Fully transitive const is not necessary
Bill Baxter
dnewsgroup at billbaxter.com
Wed Apr 2 13:25:02 PDT 2008
Steven Schveighoffer wrote:
> "Janice Caron" wrote in message
> The point is that logical const is still possible, even with transitive
> const, because the global namespace is not const. There is no way around
> this except with pure functions. Which I think you agree.
>
> HOWEVER, the point that everyone is arguing is why does logical const make
> pure functions or functional programming impossible? Clearly, it is ALREADY
> POSSIBLE to have logical const, and clearly, pure functions are possible!
> I'm saying transitive const is mathematically equivalent to logical const
> ALREADY. Please try and grasp that concept.
Globals are a loophole. Pure will close that loophole. Allowing
mutable members would be another loophole. Maybe pure can just close
that one too? It would have to check that any access to a const object
does not touch mutable fields. It seems possible.

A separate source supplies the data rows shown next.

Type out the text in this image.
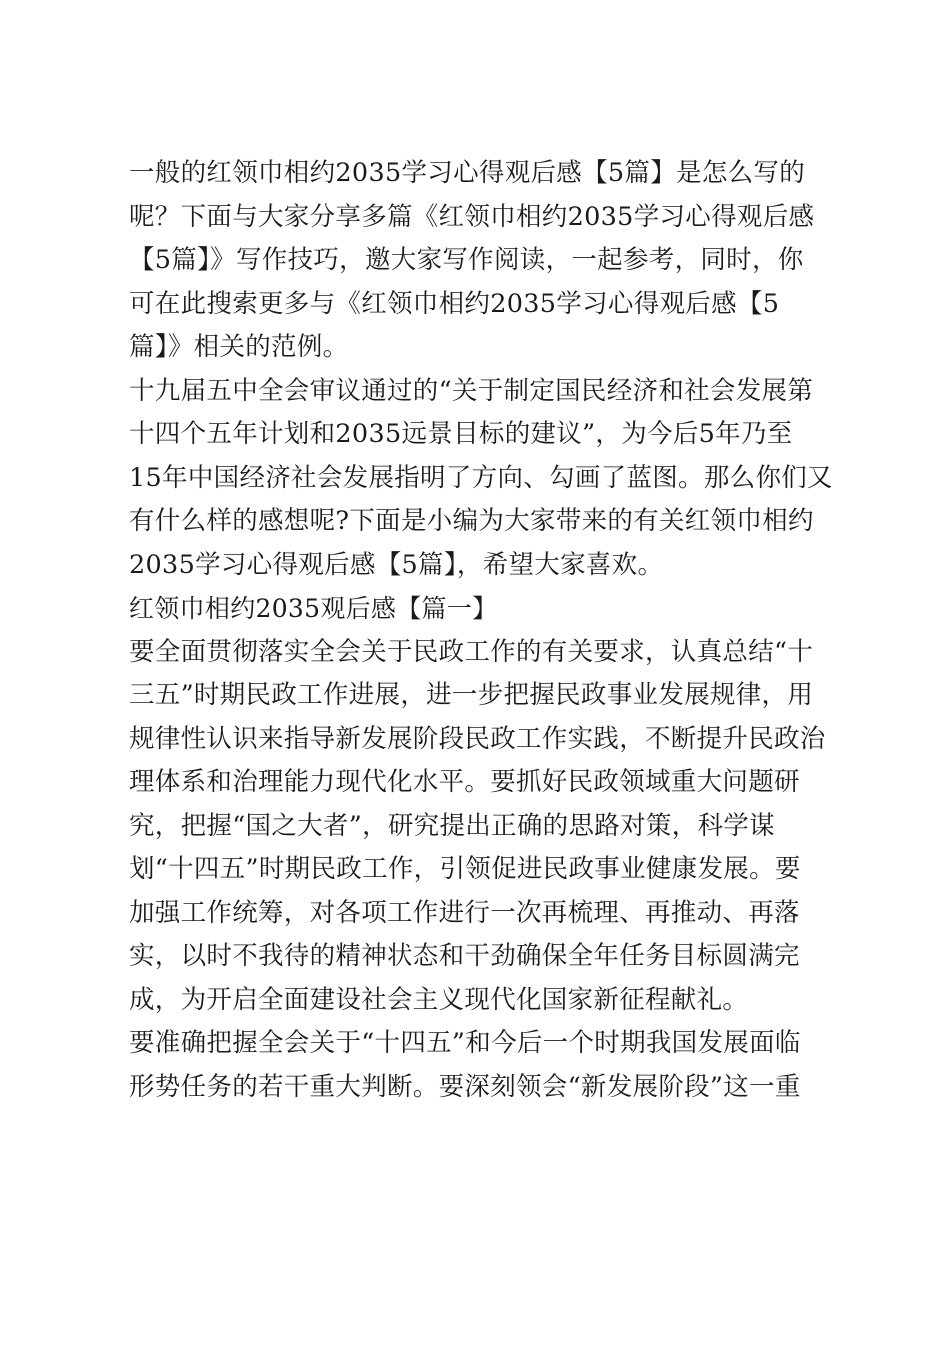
一般的红领巾相约2035学习心得观后感【5篇】是怎么写的
呢？下面与大家分享多篇《红领巾相约2035学习心得观后感
【5篇】》写作技巧，邀大家写作阅读，一起参考，同时，你
可在此搜索更多与《红领巾相约2035学习心得观后感【5
篇】》相关的范例。
十九届五中全会审议通过的“关于制定国民经济和社会发展第
十四个五年计划和2035远景目标的建议”，为今后5年乃至
15年中国经济社会发展指明了方向、勾画了蓝图。那么你们又
有什么样的感想呢?下面是小编为大家带来的有关红领巾相约
2035学习心得观后感【5篇】，希望大家喜欢。
红领巾相约2035观后感【篇一】
要全面贯彻落实全会关于民政工作的有关要求，认真总结“十
三五”时期民政工作进展，进一步把握民政事业发展规律，用
规律性认识来指导新发展阶段民政工作实践，不断提升民政治
理体系和治理能力现代化水平。要抓好民政领域重大问题研
究，把握“国之大者”，研究提出正确的思路对策，科学谋
划“十四五”时期民政工作，引领促进民政事业健康发展。要
加强工作统筹，对各项工作进行一次再梳理、再推动、再落
实，以时不我待的精神状态和干劲确保全年任务目标圆满完
成，为开启全面建设社会主义现代化国家新征程献礼。
要准确把握全会关于“十四五”和今后一个时期我国发展面临
形势任务的若干重大判断。要深刻领会“新发展阶段”这一重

Would it be
impossible for the compiler to check that for some reason? Probably
pure functions will only be able to call other pure functions, so that
rules out the possibility of indirectly accessing mutable data via a
function or method call. So the only case that needs to be checked is
directly referencing such a mutable field.
It does seem like something that could be tacked on after the rest of
const/invariant/pure is done, though. Much like C++'s mutable was.